## Saturday, December 26, 2009

### 7.2 Solving Exponential and Log Equations

Hey Guys,
This post is going to cover chapter 7.2, which we covered in class on Wednesday Decmber 16th 2009.
Most of the lesson was based on Radioactive decay and powers of different bases and applying quadratic formula.

Radioactive Decay is the process by which element transforms into a different element. This can be modelled by the following equation:
A(t) = A0(1/2)^t/h ,
where A(t) represents the mass of a substance, Ao represents the initial amount, t represents time, and h represents half life.

In order to solve this equation, 3 variables are needed, so you may isolate the 4th and missing variable.

For more help and for an example of this problem, check out pg. 370 of the textbook.

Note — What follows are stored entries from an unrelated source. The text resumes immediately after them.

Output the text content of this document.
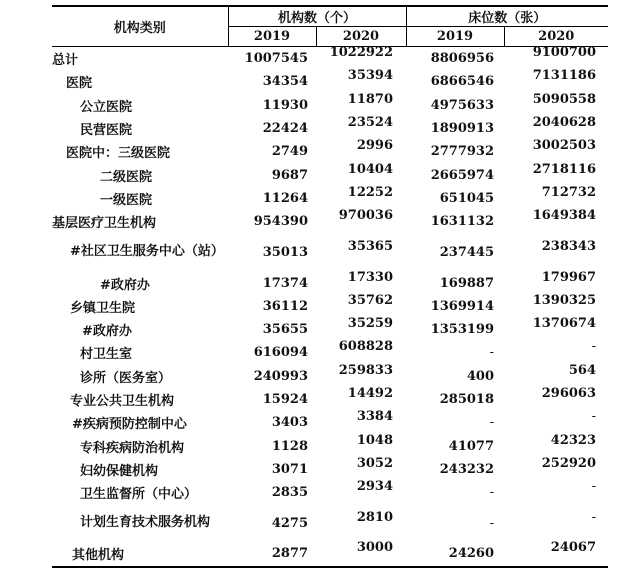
机构类别	机构数（个）		床位数（张）	
	2019	2020	2019	2020
总计	1007545	1022922	8806956	9100700
医院	34354	35394	6866546	7131186
公立医院	11930	11870	4975633	5090558
民营医院	22424	23524	1890913	2040628
医院中：三级医院	2749	2996	2777932	3002503
二级医院	9687	10404	2665974	2718116
一级医院	11264	12252	651045	712732
基层医疗卫生机构	954390	970036	1631132	1649384
#社区卫生服务中心（站）	35013	35365	237445	238343
#政府办	17374	17330	169887	179967
乡镇卫生院	36112	35762	1369914	1390325
#政府办	35655	35259	1353199	1370674
村卫生室	616094	608828	-	-
诊所（医务室）	240993	259833	400	564
专业公共卫生机构	15924	14492	285018	296063
#疾病预防控制中心	3403	3384	-	-
专科疾病防治机构	1128	1048	41077	42323
妇幼保健机构	3071	3052	243232	252920
卫生监督所（中心）	2835	2934	-	-

计划生育技术服务机构	4275	2810	-	-
其他机构	2877	3000	24260	24067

Powers with Different Bases
When solving powers with different bases you use an algebraic reasoning, where you take the logaritm of both sides and apply the lower law of logs to remove the varibles from the exponent.

Ex: 4^ x+1 = 64^2x
log (4^x+1) = log (64^2x)
(x+1) log 4 = 2x log 64
x+1 = 2x log 64
log 4

x+1 = 2x (3)
x+1 = 6x
1= 5x
1/5 = x

The third method we used to solve is using the quadratic formula

example:

2^x – 2^-x = 4

To use the quadratic formula to solve this equatation, you must multiply both sides by 2^x so that a quadratic equation is obtained in terms of 2^x

2^x(2^x – 2^-x) = 2^x(4)
2^x(2^x) - 2^x(2^-x) = 2^x(4)
2^2x – 2^0 = 2^x(4)
2^2x – 1 = 2^x(4)

Then apply the power of a power law to the term 2^x:

(2^x)^2 – 1 = 2^x(4)
And then write in standard form (az^2+bz+c = 0)
(2^x)^2 – 4(2^x) – 1 = 0

Then you apply the quadratic formula to determine the roots.
This will result in 2 + sqrt(5) and 2 - sqrt(5).
Alternatively, you could have set b = 2^x and then solved for b which would have yielded

2^x = 2 + sqrt(5) &

2^x = 2 - sqrt(5)

At time point you must use the logarithm of both sides by using the power law of logs, and then dividing both sides by log2. This will yeild 2.08 which would be one root of this equation.
The second equation however yeilds a number smaller than 0 which results in no answer since a power must always be a positive number.

Hope that helped ! :)